Jessica Mendoza, Christian Science Monitor, April 27, 2016
New research out of the University of Southern California has found that between 1999 and 2010, income inequality in the United States has increased most among families with children, especially public school families.
The widening income gap in that demographic is the top driver of economic segregation in the nation’s 100 largest metro areas, according to the study–in part because wealthier families are flocking to school districts and neighborhoods with more and better educational services, leaving poorer and even middle-income families behind.
“Most parents want to do right by their kids, and one way they can do that is to try to live somewhere with better school options,” says Ann Owens, the study’s author and an associate professor at USC’s sociology department. “But as income inequality has increased, higher-income parents have more resources to live where they want to live, while those with lower incomes have less.”
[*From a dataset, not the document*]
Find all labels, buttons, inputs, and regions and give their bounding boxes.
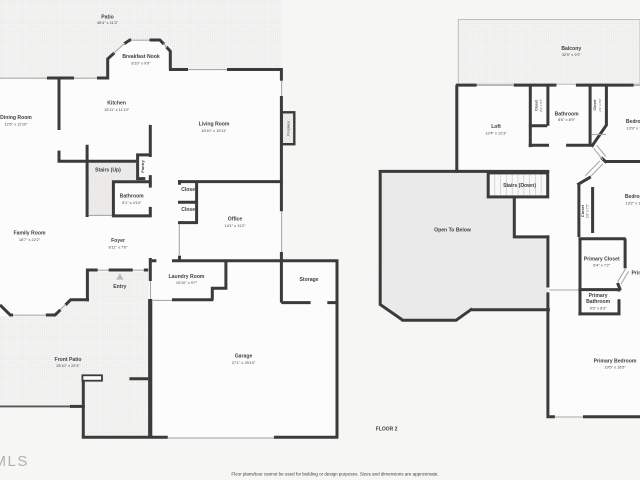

And research shows that children from underserved communities struggle to shake off the negative impact of their ZIP codes in other aspects of their lives. They are more likely to get involved in or become victims of crime or violence, and less likely to perform well in school, earn a degree, or make a salary that rivals their more affluent peers.
Children in segregated environments “miss out on compassion, on truly understanding what the world is like,” says Billy Eddy, a television writer who takes his third-grade son and first-grade daughter to Citizens of the World Charter School, which brings together students of all races and incomes. “My son and daughter have friends whose houses are big and friends whose houses are small. They see the great things in the houses and don’t focus on the material things.”
“In L.A.,” he notes, “that’s a bit rare.”
To Owens, who authored the USC study released Wednesday, CWC embodies the kind of educational model she recommends based on her findings.
“Policymakers,” she writes, “need to consider new ideas in breaking the link between neighborhood residence and school attendance to thwart the increasing pace of segregation between neighborhoods, schools, and school districts among families with children.”